After thorough review of the complaint and the medical records contained in the amendment to the complaint, it is clear the claims now before this court do not entitle Plaintiff to circumvent the directives of § 1915(g) because the complaint and amendment thereto fail to establish that Plaintiff was under "imminent danger of serious physical injury" at the time he filed this cause of action as is required to meet the exception allowing circumvention of the directives contained in 28 U.S.C.§ 1915(g). Medberry, 185 F.3d at 1193; Lewis v. Sullivan, 279 F.3d 526, 531 (7th Cir. 2002) (The imminent danger exception is available only "[w]hen a threat or prison condition is real and proximate, and when the potential consequence is serious physical injury.'").
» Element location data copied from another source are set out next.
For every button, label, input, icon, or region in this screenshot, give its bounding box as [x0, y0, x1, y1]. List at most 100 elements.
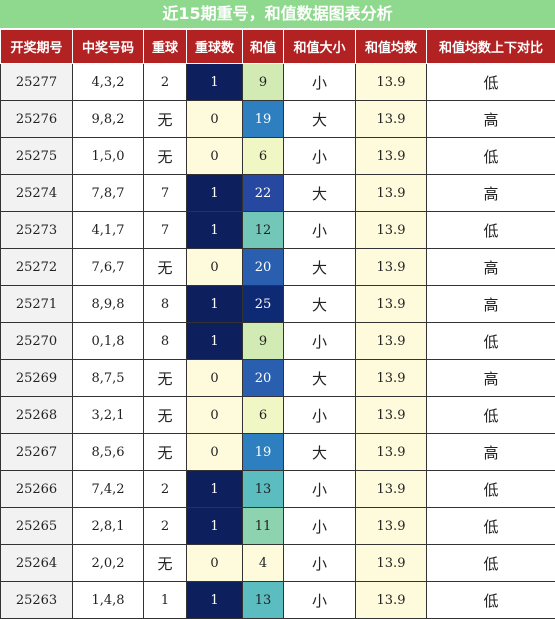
cell-compare: 低 — [427, 212, 555, 249]
cell-repeat-count: 0 — [187, 101, 243, 138]
cell-sum-avg: 13.9 — [356, 101, 427, 138]
cell-issue: 25266 — [1, 471, 73, 508]
cell-numbers: 2,0,2 — [73, 545, 144, 582]
cell-repeat-count: 1 — [187, 64, 243, 101]
header-row: 开奖期号 中奖号码 重球 重球数 和值 和值大小 和值均数 和值均数上下对比 — [1, 30, 555, 64]
cell-repeat: 无 — [144, 397, 187, 434]
cell-repeat: 7 — [144, 175, 187, 212]
cell-numbers: 7,4,2 — [73, 471, 144, 508]
cell-compare: 低 — [427, 323, 555, 360]
cell-repeat: 无 — [144, 138, 187, 175]
cell-numbers: 3,2,1 — [73, 397, 144, 434]
cell-repeat-count: 0 — [187, 138, 243, 175]
cell-sum-size: 小 — [284, 138, 356, 175]
cell-compare: 低 — [427, 471, 555, 508]
header-repeat: 重球 — [144, 30, 187, 64]
page-title: 近15期重号，和值数据图表分析 — [0, 0, 555, 29]
cell-issue: 25271 — [1, 286, 73, 323]
cell-sum-avg: 13.9 — [356, 434, 427, 471]
cell-sum-size: 小 — [284, 397, 356, 434]
cell-repeat: 无 — [144, 249, 187, 286]
cell-issue: 25270 — [1, 323, 73, 360]
cell-sum-avg: 13.9 — [356, 508, 427, 545]
header-numbers: 中奖号码 — [73, 30, 144, 64]
cell-sum: 20 — [243, 249, 284, 286]
cell-sum-avg: 13.9 — [356, 138, 427, 175]
cell-repeat-count: 1 — [187, 471, 243, 508]
cell-numbers: 1,5,0 — [73, 138, 144, 175]
cell-compare: 高 — [427, 286, 555, 323]
cell-repeat: 8 — [144, 286, 187, 323]
header-sum-avg: 和值均数 — [356, 30, 427, 64]
cell-issue: 25265 — [1, 508, 73, 545]
cell-repeat-count: 0 — [187, 434, 243, 471]
cell-issue: 25274 — [1, 175, 73, 212]
lottery-table: 开奖期号 中奖号码 重球 重球数 和值 和值大小 和值均数 和值均数上下对比 2… — [0, 29, 555, 619]
cell-sum: 25 — [243, 286, 284, 323]
cell-sum-size: 小 — [284, 212, 356, 249]
cell-sum: 4 — [243, 545, 284, 582]
cell-sum: 12 — [243, 212, 284, 249]
header-compare: 和值均数上下对比 — [427, 30, 555, 64]
cell-sum-size: 大 — [284, 286, 356, 323]
cell-issue: 25264 — [1, 545, 73, 582]
cell-issue: 25276 — [1, 101, 73, 138]
cell-compare: 低 — [427, 508, 555, 545]
cell-issue: 25272 — [1, 249, 73, 286]
cell-repeat-count: 1 — [187, 508, 243, 545]
cell-issue: 25277 — [1, 64, 73, 101]
cell-repeat-count: 0 — [187, 249, 243, 286]
cell-sum-avg: 13.9 — [356, 286, 427, 323]
cell-sum: 19 — [243, 434, 284, 471]
cell-sum-size: 大 — [284, 101, 356, 138]
cell-numbers: 0,1,8 — [73, 323, 144, 360]
cell-compare: 低 — [427, 138, 555, 175]
cell-sum-avg: 13.9 — [356, 249, 427, 286]
cell-repeat: 2 — [144, 471, 187, 508]
cell-repeat: 无 — [144, 545, 187, 582]
cell-sum-size: 小 — [284, 545, 356, 582]
cell-compare: 低 — [427, 582, 555, 619]
cell-sum-avg: 13.9 — [356, 582, 427, 619]
cell-numbers: 8,7,5 — [73, 360, 144, 397]
cell-sum: 6 — [243, 138, 284, 175]
cell-repeat-count: 1 — [187, 582, 243, 619]
cell-numbers: 7,8,7 — [73, 175, 144, 212]
cell-sum: 13 — [243, 471, 284, 508]
cell-repeat: 7 — [144, 212, 187, 249]
cell-repeat: 8 — [144, 323, 187, 360]
cell-sum: 9 — [243, 64, 284, 101]
cell-issue: 25263 — [1, 582, 73, 619]
header-sum: 和值 — [243, 30, 284, 64]
cell-sum-size: 小 — [284, 64, 356, 101]
cell-repeat-count: 1 — [187, 323, 243, 360]
cell-compare: 高 — [427, 249, 555, 286]
cell-sum-size: 大 — [284, 434, 356, 471]
cell-numbers: 2,8,1 — [73, 508, 144, 545]
cell-numbers: 9,8,2 — [73, 101, 144, 138]
cell-issue: 25273 — [1, 212, 73, 249]
cell-sum-avg: 13.9 — [356, 212, 427, 249]
cell-numbers: 7,6,7 — [73, 249, 144, 286]
cell-numbers: 8,5,6 — [73, 434, 144, 471]
cell-compare: 低 — [427, 64, 555, 101]
cell-repeat: 2 — [144, 64, 187, 101]
cell-repeat-count: 1 — [187, 212, 243, 249]
cell-sum: 22 — [243, 175, 284, 212]
cell-numbers: 4,3,2 — [73, 64, 144, 101]
cell-sum: 6 — [243, 397, 284, 434]
cell-sum-avg: 13.9 — [356, 545, 427, 582]
cell-compare: 高 — [427, 101, 555, 138]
Based on the foregoing, the court concludes that Plaintiff's motion for leave to proceed in forma pauperis is due to be denied and this case dismissed without prejudice as Plaintiff failed to pay the requisite filing fee upon initiation of this case. Dupree v. Palmer, 284 F.3d 1234, 1236 (11th Cir. 2002) (emphasis in original) ("[T]he proper procedure is for the district court to dismiss the complaint without prejudice when it denies the prisoner leave to proceed in forma pauperis pursuant to the provisions of § 1915(g)" because the prisoner "must pay the filing fee at the time he initiates the suit.").


Accordingly, it is the RECOMMENDATION of the Magistrate Judge that:

1. The motion for leave to proceed in forma pauperis filed by Plaintiff ( Doc. No. 2 ) be DENIED;

2. This case be DISMISSED without prejudice for Plaintiff's failure to pay the full filing fee upon the initiation of this case.

It is further

ORDERED that the parties are DIRECTED to file any objections to the said Recommendation on or before June 6, 2014. Any objections filed must specifically identify the findings in the Magistrate Judge's Recommendation to which the party is objecting. Frivolous, conclusive, or general objections will not be considered by the District Court. The parties are advised that this Recommendation is not a final order of the court and, therefore, it is not appealable.

Failure to file written objections to the proposed findings and recommendations in the Magistrate Judge's report shall bar the party from a de novo determination by the District Court of issues covered in the report and shall bar the party from attacking on appeal factual findings in the report accepted or adopted by the District Court except upon grounds of plain error or manifest injustice. Nettles v. Wainwright, 677 F.2d 404 (5th Cir. 1982); see Stein v. Reynolds Securities, Inc., 667 F.2d 33 (11th Cir. 1982); see also Bonner v. City of Prichard, 661 F.2d 1206 (11th Cir. 1981) ( en banc ), adopting as binding precedent all of the decisions of the former Fifth Circuit handed down prior to the close of business on September 30, 1981.